We can work together. And I said that on the floor last night and a whole number of Republicans who are usually more quiet, more conservative came over to me and thanked me and said they wanted to do it.
So, on healthcare but also as a Senate as a whole, I hope what John McCain did will be regarded in history as a turning point where the Senate turned back from its partisanship and started working together.
We long for it. We yearn to work together. And there are various forces – they call them centripetal forces, that get in the way, but I think sometimes you need a little spark that inspires the forces of coming together that out weight the forces of pulling apart, and John McCain may have done that. And, I intend to follow through. I’m not finished.
Two other things I would say. President Trump did a tweet last night and a tweet this morning - not presidential.
The tweet last night said ‘we’re going to let the system collapse. We’re going to hurt innocent people because we’re angry we lost politically.’ That is small. That is not what a President does. And I hope our Senate colleagues, our House colleagues on his side of the aisle will turn a deaf ear on that.

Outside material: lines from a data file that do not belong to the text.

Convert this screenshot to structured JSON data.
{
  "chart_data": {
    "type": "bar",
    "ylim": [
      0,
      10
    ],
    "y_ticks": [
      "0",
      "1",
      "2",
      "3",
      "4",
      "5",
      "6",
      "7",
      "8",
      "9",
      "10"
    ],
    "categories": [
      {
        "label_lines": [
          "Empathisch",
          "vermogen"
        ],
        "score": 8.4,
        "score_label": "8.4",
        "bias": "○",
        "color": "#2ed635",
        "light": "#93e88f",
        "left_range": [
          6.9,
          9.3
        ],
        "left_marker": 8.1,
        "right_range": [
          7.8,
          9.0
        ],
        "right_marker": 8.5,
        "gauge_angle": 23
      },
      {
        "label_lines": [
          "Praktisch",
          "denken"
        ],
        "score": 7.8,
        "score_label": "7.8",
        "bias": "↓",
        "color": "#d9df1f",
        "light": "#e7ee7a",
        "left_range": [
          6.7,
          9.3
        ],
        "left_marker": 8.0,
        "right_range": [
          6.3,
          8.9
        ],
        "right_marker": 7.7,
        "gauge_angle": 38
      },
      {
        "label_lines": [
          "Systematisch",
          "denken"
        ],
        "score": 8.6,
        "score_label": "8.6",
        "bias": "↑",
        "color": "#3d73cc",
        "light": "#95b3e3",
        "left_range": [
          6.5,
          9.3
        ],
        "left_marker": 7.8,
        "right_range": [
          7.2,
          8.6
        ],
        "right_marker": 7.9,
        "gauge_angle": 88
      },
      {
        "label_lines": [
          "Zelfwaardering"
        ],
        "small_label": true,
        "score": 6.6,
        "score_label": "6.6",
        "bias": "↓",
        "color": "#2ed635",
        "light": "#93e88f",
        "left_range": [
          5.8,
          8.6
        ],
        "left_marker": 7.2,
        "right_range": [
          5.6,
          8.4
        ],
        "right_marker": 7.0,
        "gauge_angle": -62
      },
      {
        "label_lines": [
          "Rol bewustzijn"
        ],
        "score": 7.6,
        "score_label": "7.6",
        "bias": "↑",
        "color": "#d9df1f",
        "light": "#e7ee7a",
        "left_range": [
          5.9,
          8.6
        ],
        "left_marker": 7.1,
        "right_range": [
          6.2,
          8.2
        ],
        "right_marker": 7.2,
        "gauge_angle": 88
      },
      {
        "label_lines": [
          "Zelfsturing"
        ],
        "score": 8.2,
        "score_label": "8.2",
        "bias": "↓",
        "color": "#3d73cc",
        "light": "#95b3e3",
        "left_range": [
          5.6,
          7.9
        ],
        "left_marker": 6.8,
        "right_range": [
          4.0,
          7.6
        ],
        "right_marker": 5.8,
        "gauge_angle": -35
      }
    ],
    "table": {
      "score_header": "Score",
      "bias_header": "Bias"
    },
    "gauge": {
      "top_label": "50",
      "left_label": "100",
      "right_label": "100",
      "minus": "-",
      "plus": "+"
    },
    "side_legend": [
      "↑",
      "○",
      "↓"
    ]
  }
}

The things I mentioned will help make the system stronger, they’re not ideological, and we can do those first. And then we can look at each other’s ideas. So, this idea of sabotage is a very bad thing and Donald Trump doesn’t even get it politically, because if he sabotages the system it’s going to hurt him as well as hurting millions of Americans.
And second, this morning, Donald Trump pulled away from the bipartisanship that John McCain and so many Senators felt last night by saying we should change the rules and go to 51.

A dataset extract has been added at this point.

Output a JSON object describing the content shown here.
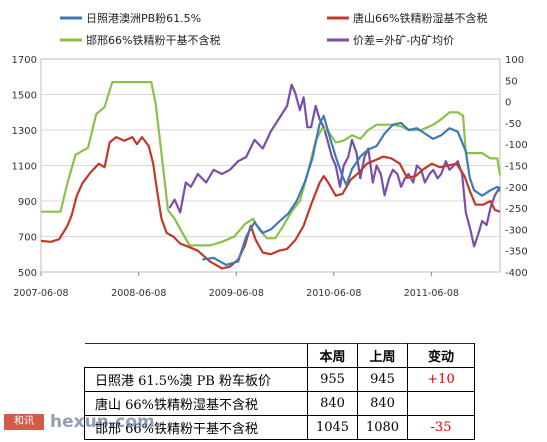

He had 51. He only needed 51 in the healthcare bill and couldn’t do it. So, let him turn around too. Let him understand that the only way that we get major things done in America - in the Congress and particularly in the Senate - is bipartisan. And I hope he changes. But his analysis is based on fluff because he had the 51 votes already with reconciliation and he couldn’t get it done, and then he says lets go down to 51. I just – I just don’t get it.
Finally, just a deeper analysis. Well, people blame Mitch McConnell, I don’t think that’s fair. I think there were deep, deep fault lines in what our Republican colleagues tried to do. Because Donald Trump and the Republican Party campaigned on one thing - lower premiums, more coverage, don’t cut Social Security, Medicare and Medicaid. And the bill they put together did just the opposite.
They didn’t campaign on what they proposed - tax cuts to the rich, slashing Medicaid - but what happened was the hard-right, Koch Brother wing of the Republican Party has too much influence, and for years they’ve been on the outside attacking. They’re pretty good at attacking. Now they’re on the inside and they can’t get anything done because they’re so far away from the American people.
And I say this because if they do the same thing - campaign one way, and then propose legislation another way in favor of the wealthy, powerful few, they’ll fail on tax reform, they’ll fail on infrastructure.
Instead, on those issues, work with us in a bipartisan way, and we can do good things on both those issues.